On the Tip of the Tongue
Dr. Samuel Green, Grand Dragon of the Georgia Ku Klux Klan, told the Georgia Tech Technique what nice people the Klansmen are, really: "We don't hate anybody, but most everybody hates us." For example, "It doesn't make me mad because I can't join B'nai B'rith, but it makes the Jews mad because they can't join us ... We don't hate the Jews. Some of my best friends . . . are Jews . .. And then there is the Knights of Columbus organization. They won't let me join their group either, but it doesn't make me mad. I am not prejudiced because I can't join, but they are prejudiced because they can't belong to the Klan."
Marlene ("Legs") Dietrich pooh-poohed a popular myth: "The average man," she confided, "is more interested in a woman who is interested in him than he is in a woman with beautiful legs." But she conceded that beautiful legs "help."
Philosopher Bertram Russell, 76, who reluctantly renounced pacifism in 1941, reluctantly warned a London conference of students and teachers that the West must either fight Russia before she has the atom bomb, or "lie down and say 'Come and govern us, have concentration camps, do as you like.' " It would be a sad decision, he admitted, because "there are only two independent states in the world today--Britain is not one of them. After an atomic war only one would be left."
Mrs. Oksana Stepanovna Kasenlcina, now feeling "very, very good" and able to walk a little with a cane, checked out of a Manhattan hospital (in a wheel chair) 100 days after her leap from a third-floor window of the Soviet consulate. Before she left she gave a little party (strawberry shortcake) for her friends at the hospital, and received the press. Her plans? Perhaps she would write a book, maybe go back to schoolteaching, but she intended "to serve the Russian people by telling Americans of the hardships the Russians suffer under Soviet dictatorship." And "I would be proud if I could become an American citizen." As for returning to Russia: "Never, never ... I want to be in America and no place else ... I have no fears of the future."

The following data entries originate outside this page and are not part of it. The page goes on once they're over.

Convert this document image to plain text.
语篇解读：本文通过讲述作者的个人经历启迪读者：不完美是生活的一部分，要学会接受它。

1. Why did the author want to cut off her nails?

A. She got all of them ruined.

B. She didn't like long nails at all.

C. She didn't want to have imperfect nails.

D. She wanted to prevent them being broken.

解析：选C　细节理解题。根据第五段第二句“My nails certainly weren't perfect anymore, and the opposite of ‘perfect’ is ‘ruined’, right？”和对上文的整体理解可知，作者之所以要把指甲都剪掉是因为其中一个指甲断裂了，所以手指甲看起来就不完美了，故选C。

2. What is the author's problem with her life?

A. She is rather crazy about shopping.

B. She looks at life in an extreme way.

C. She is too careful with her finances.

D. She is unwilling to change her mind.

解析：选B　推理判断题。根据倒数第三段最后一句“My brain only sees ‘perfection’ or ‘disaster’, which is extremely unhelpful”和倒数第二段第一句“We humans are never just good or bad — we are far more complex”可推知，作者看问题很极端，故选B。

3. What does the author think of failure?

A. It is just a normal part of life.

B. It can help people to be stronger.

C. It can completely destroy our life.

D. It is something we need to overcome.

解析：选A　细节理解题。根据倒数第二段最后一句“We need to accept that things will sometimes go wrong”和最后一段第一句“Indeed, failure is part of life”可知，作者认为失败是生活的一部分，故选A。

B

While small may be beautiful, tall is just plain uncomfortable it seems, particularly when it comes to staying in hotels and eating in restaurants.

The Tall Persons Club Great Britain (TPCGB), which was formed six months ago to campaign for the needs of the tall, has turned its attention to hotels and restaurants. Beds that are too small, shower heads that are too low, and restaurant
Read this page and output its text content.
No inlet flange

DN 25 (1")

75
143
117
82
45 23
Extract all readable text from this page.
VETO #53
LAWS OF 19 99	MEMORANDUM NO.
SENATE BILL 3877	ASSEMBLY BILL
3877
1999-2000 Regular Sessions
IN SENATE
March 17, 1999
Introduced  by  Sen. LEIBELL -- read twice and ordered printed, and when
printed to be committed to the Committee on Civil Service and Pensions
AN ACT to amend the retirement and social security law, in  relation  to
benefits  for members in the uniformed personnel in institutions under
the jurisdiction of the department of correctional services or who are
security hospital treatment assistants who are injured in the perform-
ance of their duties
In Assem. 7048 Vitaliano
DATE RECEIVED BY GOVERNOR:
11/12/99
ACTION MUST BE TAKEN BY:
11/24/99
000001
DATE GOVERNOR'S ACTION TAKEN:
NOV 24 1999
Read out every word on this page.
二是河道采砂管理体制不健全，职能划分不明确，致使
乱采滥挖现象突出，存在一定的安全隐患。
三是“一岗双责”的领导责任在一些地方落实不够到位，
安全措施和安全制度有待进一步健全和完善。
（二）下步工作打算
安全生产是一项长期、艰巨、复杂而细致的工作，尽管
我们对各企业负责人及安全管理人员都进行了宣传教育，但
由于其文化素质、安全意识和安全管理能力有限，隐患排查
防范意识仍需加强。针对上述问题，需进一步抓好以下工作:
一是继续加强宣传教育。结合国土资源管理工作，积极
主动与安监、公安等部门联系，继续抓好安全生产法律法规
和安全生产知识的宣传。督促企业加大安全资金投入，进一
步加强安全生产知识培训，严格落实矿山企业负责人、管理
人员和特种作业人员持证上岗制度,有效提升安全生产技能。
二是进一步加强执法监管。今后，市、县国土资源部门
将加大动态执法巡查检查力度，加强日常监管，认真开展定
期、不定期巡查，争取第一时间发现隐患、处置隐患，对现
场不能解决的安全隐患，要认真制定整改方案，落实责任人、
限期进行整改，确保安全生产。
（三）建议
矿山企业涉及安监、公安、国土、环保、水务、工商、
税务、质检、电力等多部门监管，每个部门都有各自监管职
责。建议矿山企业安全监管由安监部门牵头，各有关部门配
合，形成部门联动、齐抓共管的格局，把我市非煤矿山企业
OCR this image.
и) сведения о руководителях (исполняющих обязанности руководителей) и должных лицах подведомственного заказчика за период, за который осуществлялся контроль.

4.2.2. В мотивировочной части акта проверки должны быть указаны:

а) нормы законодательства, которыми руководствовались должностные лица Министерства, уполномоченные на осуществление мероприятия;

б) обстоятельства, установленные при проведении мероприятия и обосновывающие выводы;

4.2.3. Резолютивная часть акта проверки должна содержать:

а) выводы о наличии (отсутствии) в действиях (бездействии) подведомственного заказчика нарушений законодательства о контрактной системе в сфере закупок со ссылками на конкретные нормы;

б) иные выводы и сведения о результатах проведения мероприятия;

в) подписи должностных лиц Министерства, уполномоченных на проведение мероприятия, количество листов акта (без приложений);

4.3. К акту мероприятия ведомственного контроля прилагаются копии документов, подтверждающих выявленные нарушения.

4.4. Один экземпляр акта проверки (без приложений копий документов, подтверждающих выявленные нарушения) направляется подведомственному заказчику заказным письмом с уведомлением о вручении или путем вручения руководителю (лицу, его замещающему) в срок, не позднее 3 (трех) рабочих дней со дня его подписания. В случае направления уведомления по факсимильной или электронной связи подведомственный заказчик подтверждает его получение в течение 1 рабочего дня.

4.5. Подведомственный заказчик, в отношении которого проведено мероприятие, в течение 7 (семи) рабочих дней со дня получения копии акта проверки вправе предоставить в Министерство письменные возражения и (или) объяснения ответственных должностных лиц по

Elizabeth Bentley, beloved of the tabloids as the onetime "Red spy queen," made a little speech in Rochester, N.Y. to some 1,200 people. She pleaded with her onetime Red comrades to "come out," and urged her listeners to "be patient" with them when they did: "Sometimes the greatest sinners make the greatest saints." Earlier she had told the press about her conversion to Roman Catholicism. In a way, she supposed, it was inevitable: "People who are genuine Communists, as I was, aren't the lukewarm type. They can't go into a vacuum if they give up Communism. They must have something to tie to."
Mae West reminisced about her ten months in Britain, where she revived her 20-year-old Diamond Lil: "I was quite a social success, as well as with my show. I met the King and Queen. I guess I met everybody there was to meet. I even had a lot of the Oxford boys after me." The boys were "quite exciting" and "I had twelve proposals." Mae concluded that her own attractions are universally appreciated: "I have the masses, I have the classes, I have all types of people."
John Nance ("Cactus Jack") Garner, back on his feet ("I had the gout for two weeks after Harry Truman was here"), and spry on his 80th birthday, issued a prickly statement to persistent newsmen for the occasion: "I'm in favor of every man reaching his own conclusions and his own confusions . . . There have been too many statements by too many people."
* In 1941 Oxford gave Franklin Roosevelt the same honorary degree.